New Zealanders are trusting politicians less and less, according to a new survey.
Just 8 percent of people questioned said they trusted MPs, while government ministers edged up towards 9 percent.
The survey, carried out by Colmar Brunton for Victoria University's Institute for Governance and Policy Studies, asked 1000 people across the country about their confidence in government ministers, academics, judges, churches and the media, among others.
Medical practitioners scored highest with 56 percent trusting them "lots" or "completely", followed by police (53 percent). Judges and courts had a 34 percent rating.
But there was little faith in politicians, nor in media, with print and broadcast media at 9 percent, and last on the list, bloggers, trusted by 5 percent in the survey.
Not only do people have little trust in their elected officials, they're trusting them less.
The survey showed trust in MPs and government ministers fell over the last three years more than any other group, with 58 percent saying they trust them less.
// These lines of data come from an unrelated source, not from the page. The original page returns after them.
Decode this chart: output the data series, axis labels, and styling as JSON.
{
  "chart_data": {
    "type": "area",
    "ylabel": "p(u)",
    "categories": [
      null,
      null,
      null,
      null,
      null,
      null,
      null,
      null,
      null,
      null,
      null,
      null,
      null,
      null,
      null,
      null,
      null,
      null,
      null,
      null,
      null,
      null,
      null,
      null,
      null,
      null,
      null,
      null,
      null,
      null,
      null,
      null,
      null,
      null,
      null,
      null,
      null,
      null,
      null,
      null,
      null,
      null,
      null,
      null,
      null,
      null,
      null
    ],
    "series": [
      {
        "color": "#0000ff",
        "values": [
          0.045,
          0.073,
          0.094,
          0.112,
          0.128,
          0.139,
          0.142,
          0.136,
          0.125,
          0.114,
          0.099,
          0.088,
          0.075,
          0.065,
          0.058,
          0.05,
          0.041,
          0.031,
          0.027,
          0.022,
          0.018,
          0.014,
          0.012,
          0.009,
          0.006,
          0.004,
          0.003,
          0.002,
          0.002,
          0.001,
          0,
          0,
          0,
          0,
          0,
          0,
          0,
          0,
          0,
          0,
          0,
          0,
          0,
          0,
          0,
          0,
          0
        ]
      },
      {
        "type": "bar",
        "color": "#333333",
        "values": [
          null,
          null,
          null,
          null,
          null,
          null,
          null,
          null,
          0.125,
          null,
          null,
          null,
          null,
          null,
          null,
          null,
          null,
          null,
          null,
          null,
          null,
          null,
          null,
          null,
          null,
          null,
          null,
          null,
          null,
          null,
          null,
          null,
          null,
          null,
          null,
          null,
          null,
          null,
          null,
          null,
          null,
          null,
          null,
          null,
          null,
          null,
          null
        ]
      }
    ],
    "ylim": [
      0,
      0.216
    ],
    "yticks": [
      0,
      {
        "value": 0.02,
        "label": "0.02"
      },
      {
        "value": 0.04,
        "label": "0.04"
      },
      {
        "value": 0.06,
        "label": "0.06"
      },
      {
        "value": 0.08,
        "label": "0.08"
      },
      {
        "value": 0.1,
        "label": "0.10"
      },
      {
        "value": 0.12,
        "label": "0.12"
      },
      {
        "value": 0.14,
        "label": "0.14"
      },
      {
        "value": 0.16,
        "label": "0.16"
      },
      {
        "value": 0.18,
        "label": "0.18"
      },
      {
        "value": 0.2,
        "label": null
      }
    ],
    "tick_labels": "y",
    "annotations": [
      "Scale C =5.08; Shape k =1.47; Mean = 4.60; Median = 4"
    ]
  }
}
ACT party leader David Seymour said the survey was concerning, though not surprising.
"It was already starting from a low base, so that is very disappointing."
New Zealand First leader Winston Peters said once politicians get into parliament, they forgot the people who elected them.
"Many MPs are living evidence that New Zealanders can take a joke. You've seen their behaviour - their egregious, self-serving behaviour [and] the fact they get outside their electorate and forget their people."
Green Party co-leader James Shaw said politicians tended to come across as a "self-interested political class" who had "nothing better to do than throw insults at each other."
In order to fix that image, the processes in Parliament needed to change.
"The way that we examine bills breaks the process down in such a way that MPs, they show up, they make a five-minute speech and they go away again. That is clearly not a real debate.
"There are some things that the Speaker can do to lift standards of behaviour [and] I think we should have a code of ethics for politicians and political operators that is way more rigorous than the one we currently have."
Institute for Governance and Policy Studies director, Professor Michael Macaulay, said the rankings offered a snapshot of the current political climate, which was "typified by low voter turn out and a public largely disengaged with politics."
The survey revealed numbers but did not go into the reasons for people's lack of confidence, and he wanted it to be used as a basis for further research.